A small but crucial sampling of war reporting by one of the finest journalists of her generation.
Marie Colvin (1956–2012) was one hell of a reporter, right up to the point where she was killed by an IED while under intense shelling by the Syrian government. This collection only scratches the surface of nearly 20 years of war reporting for the Sunday Times, but it’s a remarkable portrait of the raw wounds of conflicts that burn on, even in times the Western world considers to be “peace.” The collection is sensibly divided into both chronological and geographical sections, and it spans the globe. If there was a hot spot in the world, Colvin seems to have gotten there, from the war in Libya to the genocides in Kosovo to the disproportionate response of Moscow to the Chechen uprisings.

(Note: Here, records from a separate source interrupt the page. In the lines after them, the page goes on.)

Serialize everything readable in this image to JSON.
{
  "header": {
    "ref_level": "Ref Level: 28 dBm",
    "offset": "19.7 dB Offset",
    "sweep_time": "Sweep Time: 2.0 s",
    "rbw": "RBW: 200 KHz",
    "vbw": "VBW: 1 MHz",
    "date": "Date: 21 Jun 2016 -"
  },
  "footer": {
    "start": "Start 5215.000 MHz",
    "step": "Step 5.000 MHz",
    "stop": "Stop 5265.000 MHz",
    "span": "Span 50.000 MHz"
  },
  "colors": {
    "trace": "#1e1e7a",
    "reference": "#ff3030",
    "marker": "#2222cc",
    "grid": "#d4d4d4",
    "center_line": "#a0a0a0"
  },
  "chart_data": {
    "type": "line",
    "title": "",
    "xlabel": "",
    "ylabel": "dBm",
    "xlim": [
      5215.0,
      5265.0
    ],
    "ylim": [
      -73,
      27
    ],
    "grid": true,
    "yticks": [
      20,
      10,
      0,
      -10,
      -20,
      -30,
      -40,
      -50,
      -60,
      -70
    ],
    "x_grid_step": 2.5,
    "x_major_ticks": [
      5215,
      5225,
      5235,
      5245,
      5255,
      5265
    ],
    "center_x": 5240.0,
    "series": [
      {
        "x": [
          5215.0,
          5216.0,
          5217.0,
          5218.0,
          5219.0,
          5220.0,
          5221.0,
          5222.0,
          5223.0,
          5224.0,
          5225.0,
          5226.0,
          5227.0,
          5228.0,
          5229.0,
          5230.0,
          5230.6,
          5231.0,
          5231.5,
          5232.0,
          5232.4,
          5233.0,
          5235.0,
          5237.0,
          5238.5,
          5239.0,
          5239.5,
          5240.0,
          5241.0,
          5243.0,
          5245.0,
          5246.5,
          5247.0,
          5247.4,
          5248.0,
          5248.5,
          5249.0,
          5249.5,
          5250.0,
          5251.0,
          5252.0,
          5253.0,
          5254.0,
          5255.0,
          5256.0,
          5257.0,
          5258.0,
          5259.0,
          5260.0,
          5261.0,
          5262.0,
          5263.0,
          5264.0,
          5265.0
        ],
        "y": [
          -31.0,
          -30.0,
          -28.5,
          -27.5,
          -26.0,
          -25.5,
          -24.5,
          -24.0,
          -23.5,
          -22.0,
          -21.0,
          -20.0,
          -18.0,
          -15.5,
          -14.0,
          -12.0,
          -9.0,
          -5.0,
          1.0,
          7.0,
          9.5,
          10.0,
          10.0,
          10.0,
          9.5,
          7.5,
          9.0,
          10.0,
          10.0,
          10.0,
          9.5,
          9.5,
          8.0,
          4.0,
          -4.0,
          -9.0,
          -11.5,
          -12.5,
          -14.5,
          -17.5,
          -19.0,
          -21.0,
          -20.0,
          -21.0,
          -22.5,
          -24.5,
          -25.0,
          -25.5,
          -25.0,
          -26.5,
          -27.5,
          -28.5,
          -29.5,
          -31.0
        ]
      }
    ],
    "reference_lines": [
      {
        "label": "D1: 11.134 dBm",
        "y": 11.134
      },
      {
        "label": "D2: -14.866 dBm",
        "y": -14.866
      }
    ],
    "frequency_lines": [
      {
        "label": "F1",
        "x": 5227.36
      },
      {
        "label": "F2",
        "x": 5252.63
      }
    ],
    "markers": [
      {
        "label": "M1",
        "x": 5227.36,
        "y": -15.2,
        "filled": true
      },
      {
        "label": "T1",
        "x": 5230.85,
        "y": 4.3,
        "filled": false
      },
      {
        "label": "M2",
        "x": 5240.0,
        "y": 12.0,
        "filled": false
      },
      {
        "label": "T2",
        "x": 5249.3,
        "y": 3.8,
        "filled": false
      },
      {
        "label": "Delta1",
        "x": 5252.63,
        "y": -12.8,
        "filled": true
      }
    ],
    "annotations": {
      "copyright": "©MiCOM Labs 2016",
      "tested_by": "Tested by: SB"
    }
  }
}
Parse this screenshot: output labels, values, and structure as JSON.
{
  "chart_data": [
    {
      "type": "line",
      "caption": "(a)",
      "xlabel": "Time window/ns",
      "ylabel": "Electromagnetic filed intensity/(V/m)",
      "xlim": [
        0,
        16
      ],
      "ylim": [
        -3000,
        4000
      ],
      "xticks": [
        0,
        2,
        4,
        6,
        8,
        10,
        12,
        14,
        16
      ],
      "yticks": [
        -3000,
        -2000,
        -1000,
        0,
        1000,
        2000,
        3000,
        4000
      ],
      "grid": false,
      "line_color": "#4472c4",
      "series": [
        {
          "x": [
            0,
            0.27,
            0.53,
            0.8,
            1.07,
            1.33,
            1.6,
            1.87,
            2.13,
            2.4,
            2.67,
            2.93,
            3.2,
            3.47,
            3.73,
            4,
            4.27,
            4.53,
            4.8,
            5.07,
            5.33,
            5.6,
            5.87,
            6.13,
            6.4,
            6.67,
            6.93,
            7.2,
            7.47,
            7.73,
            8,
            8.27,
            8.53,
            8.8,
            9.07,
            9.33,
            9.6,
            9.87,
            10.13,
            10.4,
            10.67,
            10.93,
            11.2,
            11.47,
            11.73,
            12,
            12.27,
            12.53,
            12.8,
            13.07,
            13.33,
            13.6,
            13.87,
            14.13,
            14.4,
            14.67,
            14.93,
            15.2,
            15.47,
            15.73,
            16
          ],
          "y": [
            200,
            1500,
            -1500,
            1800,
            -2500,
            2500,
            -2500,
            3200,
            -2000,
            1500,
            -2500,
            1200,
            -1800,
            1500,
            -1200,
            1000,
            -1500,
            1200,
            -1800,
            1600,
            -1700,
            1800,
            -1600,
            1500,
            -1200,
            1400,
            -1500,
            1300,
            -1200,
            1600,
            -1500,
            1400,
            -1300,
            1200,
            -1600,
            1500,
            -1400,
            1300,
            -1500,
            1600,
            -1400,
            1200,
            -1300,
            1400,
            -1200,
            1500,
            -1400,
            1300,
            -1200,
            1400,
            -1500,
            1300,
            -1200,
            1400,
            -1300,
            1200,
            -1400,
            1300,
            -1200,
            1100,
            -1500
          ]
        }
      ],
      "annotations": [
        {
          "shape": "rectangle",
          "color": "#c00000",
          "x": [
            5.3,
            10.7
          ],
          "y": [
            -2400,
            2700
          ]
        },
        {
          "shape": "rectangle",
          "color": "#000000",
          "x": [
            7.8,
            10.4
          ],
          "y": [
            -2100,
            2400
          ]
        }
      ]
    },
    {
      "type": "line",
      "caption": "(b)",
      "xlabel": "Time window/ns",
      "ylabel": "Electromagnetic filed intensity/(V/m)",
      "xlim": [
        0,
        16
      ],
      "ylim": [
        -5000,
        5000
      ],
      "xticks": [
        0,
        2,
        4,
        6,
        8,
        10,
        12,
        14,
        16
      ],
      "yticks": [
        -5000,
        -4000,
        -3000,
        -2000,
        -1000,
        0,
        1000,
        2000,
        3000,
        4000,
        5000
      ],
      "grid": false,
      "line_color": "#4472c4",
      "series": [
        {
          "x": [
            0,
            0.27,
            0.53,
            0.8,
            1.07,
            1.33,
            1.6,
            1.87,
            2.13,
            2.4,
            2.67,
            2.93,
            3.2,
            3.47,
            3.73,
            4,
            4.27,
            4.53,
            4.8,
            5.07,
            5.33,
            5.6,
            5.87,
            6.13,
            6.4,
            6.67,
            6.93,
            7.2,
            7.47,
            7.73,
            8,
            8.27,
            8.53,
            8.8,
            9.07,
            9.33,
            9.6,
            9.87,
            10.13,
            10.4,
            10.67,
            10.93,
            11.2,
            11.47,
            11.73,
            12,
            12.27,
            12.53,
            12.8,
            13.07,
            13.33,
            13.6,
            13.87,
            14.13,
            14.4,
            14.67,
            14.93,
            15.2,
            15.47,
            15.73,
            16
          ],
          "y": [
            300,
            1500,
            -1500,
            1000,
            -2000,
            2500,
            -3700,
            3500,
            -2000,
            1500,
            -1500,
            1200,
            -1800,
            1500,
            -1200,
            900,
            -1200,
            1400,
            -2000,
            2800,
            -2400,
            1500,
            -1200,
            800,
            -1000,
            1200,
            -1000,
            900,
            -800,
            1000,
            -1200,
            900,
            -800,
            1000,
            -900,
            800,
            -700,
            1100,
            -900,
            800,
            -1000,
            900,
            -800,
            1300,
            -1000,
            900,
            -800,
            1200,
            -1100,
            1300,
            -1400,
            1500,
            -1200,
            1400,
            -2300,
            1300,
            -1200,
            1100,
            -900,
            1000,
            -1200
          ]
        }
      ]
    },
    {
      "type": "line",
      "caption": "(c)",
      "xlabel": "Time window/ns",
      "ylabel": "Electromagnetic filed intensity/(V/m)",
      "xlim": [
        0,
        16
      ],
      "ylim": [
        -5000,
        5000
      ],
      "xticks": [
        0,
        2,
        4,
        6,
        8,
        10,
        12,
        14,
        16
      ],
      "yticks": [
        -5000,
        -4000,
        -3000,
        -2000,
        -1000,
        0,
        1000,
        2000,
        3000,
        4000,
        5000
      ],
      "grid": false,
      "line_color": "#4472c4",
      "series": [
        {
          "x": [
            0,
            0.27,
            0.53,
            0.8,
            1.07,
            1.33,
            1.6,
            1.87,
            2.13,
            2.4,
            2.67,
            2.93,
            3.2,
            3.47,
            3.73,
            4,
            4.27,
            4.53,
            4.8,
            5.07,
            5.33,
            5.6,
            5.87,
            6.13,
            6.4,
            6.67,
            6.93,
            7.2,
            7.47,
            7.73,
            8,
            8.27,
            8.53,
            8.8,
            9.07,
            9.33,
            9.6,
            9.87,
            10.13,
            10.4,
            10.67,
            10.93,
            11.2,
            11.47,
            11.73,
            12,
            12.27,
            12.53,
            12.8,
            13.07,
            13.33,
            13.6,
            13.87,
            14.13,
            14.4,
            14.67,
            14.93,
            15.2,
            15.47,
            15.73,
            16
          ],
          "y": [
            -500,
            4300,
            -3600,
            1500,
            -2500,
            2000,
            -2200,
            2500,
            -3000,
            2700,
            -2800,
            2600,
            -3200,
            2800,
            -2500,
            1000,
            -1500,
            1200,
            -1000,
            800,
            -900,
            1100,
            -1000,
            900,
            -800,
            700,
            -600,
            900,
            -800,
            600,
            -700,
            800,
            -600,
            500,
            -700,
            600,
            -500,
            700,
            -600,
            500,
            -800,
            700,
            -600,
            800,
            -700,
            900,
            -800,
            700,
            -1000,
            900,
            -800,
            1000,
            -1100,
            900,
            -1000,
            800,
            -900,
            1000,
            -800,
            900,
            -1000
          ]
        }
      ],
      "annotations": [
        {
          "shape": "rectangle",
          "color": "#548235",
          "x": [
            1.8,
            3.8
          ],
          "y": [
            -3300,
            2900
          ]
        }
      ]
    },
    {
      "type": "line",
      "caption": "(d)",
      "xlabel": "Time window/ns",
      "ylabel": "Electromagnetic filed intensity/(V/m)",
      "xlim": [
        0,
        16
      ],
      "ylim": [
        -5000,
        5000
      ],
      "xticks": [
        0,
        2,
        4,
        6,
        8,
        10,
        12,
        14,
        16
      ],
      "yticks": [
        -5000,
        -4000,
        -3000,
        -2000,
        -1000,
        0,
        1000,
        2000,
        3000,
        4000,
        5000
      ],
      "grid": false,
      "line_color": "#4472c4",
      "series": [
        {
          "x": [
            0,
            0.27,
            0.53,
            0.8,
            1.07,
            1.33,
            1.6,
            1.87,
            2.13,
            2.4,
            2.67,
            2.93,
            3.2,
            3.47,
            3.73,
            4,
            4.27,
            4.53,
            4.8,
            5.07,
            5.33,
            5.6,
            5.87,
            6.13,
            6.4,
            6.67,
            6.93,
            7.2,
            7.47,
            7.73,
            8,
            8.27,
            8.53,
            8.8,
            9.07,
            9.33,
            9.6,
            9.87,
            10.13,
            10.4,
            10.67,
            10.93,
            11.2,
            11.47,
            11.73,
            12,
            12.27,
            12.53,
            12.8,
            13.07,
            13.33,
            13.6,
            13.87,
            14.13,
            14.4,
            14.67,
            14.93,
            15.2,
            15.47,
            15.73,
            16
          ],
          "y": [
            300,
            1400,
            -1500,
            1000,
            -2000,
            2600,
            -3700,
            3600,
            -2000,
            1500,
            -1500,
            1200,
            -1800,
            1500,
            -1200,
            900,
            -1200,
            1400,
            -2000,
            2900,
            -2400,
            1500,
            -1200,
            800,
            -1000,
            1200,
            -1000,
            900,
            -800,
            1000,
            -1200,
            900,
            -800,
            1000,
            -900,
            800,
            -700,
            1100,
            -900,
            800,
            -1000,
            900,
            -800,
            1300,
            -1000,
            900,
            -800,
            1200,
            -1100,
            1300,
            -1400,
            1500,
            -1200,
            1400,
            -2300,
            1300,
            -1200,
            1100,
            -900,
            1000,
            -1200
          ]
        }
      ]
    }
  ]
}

There are unusual interviews with figures like Yasser Arafat and Muammar Gadhafi, but one of Colvin’s many gifts was ferreting out the story of the common people suffering through unimaginable horrors—e.g., the girls raped as the result of systemized terror under Robert Mugabe in Zimbabwe; the untrained, illiterate forces of the Afghani military expected to take over for the full force and fury of the American incursion. If journalists are expected to suffer for their stories, Colvin paid the full price for capturing these stories: Her nose was broken by a rock thrown by Palestinian demonstrators while she was posing as a Jewish settler; her eye was punctured by shrapnel from a rocket-propelled grenade in Sri Lanka, an event that led to her iconic eye patch. In her 2001 acceptance speech for a humanitarian award for courage, she pondered whether the stories were worth the damage: “Simply: there’s no way to cover war properly without risk. Covering a war means going into places torn apart by chaos, destruction, death and pain, and trying to bear witness to that.”
More than just a war story; a harrowing examination of the tolls of the world’s conflicts.